I don’t know where it came from, but, somehow, I caught a cold. The first thing I did when I noticed the symptoms was make a trip to the grocery store—to pick up some medicine and chocolate, of course.
I’ve discovered, though, that it is impossible to go in a grocery store and just find a single item.
Finding the nasal decongestant in a grocery store is like trying to find a McDonalds in the middle of Narnia—you’re not sure how you got there or if the McDonalds is even there. There’s a McDonald’s everywhere though, right? So you think there’s gotta be one around there somewhere…
Ultimately, you’re tired, confused, and just want some nuggets (or nasal decongestant, as the case may be).
[I just want to take a moment to point something out. My visual interpretation of Mr. Tumnus looks exactly like my interpretation of Hagrid. This is some high quality art work, y’all.]
I have the exact same problem when I go into a grocery store to do normal shopping too.
Once every couple of weeks I will wake up and open the pantry door, looking for food. (Or coffee. In fact, it’s almost always coffee that I look for in the morning. Coffee is pretty much the substance I center my life around these days.)
Regardless, once I open this door two things immediately come to my attention:
- There is no coffee here…
- Wait. There’s no food here either.
And, thus, I know that I have to do grocery shopping.
The moment I enter a grocery store I’m simultaneously confused and annoyed—
confused because I’ve instantly forgotten what exactly I need;
annoyed because some soccer mom comes up behind me with a buggy that’s as big as the SUV she drove to get there.
Normally, I have no problem with soccer moms—hey, my mom was one, AND they tend to make some awesome cookies. In a grocery store, though, they move through that place like they’re running a marathon, and, somehow, a couple of them tend to get stuck behind me.
She tries to cough quietly, telling me to move out of the way, but it comes out as more of a wheeze.
Quickly, I dodge right. BUT, little do I know, I’ve leaped right into the produce isle—soccer mom starts following me.
Throughout the store, we go one isle after another, and every few seconds I hear her tapping her shoe waiting for me to move along.
I’ve only been buying my own groceries for a half year now, though, and I still don’t know what I need to survive for two weeks. It still takes thought to figure out whether I not I need something.
It’s stressful, so I start to go a bit crazy with the shopping…
I know I need cheese, but we’re in an isle of Cheese-Its. We already passed the cheese section, didn’t we? Maybe. I don’t know.
And, really, they’re sort of the same thing.
Oh! Lunchables! Delicious!
Once we get to the cereal isle, soccer mom calms down a little—the sheer variety of cereals preoccupies her for the moment.
In this window of time, I have a moment to explore the pasta without her impatient sighs. This is probably why I eat so much pasta.
Ew, what is this? It looks like horse radish… wait. It is horse radish.
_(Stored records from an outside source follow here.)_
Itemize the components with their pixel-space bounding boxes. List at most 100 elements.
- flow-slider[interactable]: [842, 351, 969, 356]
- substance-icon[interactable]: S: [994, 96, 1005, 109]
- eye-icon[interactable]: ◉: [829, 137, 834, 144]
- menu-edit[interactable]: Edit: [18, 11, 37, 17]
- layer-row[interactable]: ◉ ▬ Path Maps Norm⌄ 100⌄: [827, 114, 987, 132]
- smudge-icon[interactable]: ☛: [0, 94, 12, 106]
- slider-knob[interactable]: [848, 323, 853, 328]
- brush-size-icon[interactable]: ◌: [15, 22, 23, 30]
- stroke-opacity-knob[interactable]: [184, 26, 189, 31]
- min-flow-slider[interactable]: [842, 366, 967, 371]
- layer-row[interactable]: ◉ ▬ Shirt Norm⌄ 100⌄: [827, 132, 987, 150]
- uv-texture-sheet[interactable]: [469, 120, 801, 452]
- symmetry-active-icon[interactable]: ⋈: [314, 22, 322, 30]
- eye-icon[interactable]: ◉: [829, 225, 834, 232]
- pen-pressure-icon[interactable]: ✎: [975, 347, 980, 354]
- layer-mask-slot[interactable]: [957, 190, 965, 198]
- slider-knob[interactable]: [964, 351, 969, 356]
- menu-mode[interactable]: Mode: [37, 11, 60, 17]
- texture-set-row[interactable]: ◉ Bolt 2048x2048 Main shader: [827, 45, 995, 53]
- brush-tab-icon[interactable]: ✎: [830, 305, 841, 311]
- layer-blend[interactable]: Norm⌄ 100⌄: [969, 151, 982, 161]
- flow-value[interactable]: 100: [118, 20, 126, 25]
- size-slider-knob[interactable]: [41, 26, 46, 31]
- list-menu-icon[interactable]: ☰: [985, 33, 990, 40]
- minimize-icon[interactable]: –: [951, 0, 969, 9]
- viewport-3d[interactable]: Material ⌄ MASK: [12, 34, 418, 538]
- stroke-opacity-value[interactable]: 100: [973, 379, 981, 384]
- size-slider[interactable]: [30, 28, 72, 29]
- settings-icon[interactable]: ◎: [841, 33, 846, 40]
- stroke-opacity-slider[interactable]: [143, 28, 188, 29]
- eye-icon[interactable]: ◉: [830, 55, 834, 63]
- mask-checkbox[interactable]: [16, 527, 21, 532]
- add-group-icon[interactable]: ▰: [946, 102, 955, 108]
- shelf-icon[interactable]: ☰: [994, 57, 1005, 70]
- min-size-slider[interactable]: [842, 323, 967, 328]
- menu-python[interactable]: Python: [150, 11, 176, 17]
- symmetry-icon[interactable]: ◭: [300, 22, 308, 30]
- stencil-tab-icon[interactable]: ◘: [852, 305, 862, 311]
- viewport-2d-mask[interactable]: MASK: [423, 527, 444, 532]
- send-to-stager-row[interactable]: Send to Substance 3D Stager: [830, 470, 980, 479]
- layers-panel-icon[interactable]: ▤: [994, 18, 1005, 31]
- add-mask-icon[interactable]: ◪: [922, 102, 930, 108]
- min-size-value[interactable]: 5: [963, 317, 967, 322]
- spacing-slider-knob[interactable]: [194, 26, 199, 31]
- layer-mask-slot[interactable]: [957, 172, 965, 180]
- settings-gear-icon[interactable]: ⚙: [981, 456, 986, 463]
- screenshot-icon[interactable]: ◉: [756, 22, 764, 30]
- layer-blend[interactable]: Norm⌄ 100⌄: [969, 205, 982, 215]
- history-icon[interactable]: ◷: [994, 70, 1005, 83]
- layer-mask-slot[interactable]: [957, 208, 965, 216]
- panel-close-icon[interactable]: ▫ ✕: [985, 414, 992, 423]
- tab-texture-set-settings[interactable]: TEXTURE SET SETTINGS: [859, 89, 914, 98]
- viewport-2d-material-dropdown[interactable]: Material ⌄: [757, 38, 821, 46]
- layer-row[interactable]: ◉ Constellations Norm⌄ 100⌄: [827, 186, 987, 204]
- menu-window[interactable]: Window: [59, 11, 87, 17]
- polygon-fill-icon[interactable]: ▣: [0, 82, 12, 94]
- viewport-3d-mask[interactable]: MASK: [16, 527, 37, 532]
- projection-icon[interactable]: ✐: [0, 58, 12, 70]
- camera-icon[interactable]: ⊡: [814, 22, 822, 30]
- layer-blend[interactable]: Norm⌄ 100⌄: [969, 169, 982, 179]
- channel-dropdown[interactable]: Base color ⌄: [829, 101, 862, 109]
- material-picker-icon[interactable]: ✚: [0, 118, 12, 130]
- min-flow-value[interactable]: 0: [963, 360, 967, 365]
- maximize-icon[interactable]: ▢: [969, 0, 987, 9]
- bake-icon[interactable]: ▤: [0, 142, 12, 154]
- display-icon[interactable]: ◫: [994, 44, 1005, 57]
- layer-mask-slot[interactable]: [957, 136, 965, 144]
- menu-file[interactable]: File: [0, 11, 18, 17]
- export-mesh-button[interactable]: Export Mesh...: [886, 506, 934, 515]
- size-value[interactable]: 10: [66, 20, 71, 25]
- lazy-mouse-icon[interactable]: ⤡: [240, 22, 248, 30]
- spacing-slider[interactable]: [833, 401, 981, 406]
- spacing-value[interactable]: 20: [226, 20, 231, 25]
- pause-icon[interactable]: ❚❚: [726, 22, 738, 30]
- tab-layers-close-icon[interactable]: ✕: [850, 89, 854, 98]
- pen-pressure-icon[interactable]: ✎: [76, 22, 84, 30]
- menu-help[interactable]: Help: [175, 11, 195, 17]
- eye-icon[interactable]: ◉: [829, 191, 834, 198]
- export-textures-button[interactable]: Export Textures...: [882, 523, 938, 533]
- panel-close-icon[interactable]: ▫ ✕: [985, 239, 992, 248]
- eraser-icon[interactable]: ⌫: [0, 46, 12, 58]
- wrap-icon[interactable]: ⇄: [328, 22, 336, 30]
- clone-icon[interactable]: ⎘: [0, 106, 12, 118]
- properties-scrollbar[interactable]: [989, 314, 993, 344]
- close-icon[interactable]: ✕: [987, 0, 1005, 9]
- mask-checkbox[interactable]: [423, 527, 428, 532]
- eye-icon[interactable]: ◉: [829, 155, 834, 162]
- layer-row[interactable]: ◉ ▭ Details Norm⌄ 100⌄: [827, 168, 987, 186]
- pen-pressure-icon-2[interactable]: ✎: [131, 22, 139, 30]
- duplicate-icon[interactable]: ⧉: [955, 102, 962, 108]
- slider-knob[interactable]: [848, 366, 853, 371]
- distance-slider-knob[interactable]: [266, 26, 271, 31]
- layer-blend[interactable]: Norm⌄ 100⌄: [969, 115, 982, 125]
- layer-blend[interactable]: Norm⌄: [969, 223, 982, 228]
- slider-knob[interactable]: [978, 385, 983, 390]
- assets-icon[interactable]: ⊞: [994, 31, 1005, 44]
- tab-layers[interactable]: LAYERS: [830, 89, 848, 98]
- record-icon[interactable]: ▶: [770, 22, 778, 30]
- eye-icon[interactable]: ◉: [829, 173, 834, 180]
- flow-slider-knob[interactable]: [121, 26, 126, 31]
The freezer isle is a little bit easier to manage.
She focuses on the kid’s frozen dinners. I focus on Lean Cuisines.
She gets those fancy pizzas with cookies or cheese-stuffed crust. I get the Kroger-brand stuff. If I close my eyes and pretend, the Kroger brand begins to taste just like the fancy stuff.
Hm. Do I already own bacon? Well, there ain’t no such thing as too much bacon!
Coffee! CoFfEe! COffeE CofFEE CoffEE! Yay!
Toward the end of our grocery journey together, we reach the toilet-paper-and-napkins isle…
I look at the isle, then I stare hard at my buggy. Mainly, I want to know:
How fast will it go? And How far can it take me?
The opportunity it perfect. I’m in an isle that is covered in soft plushie cleaning supplies—it’s like bowling with bumper lanes! But I’m the ball!
BUT once I take that fateful step back—to gain some speed—I run into her. The soccer mom.
We exchange a look. Mine says, “Oh, my bad, forgot you were there.”
Hers says, “Don’t. You. Dare.”
As fate would have it, we both end up side-by-side at some self-checkout lanes, and it’s a constant staring match.
This lady gives me a judgment look because she knows I forgot the simple things, like milk and bread, and, instead, loaded up with chocolate and coffee and fruit roll-ups.
Meanwhile, I stare at her counting how many different types of yogurt she got—hell. I didn’t know that much yogurt existed. I do NOT remember seeing that much yogurt in the dairy section.
Rumor has it that there are these things called “grocery lists” that help people get what they need when they go shopping. From what I understand though, their existence is like Big Foot’s—people say they’ve seen it in the wild, but no one is able to prove it.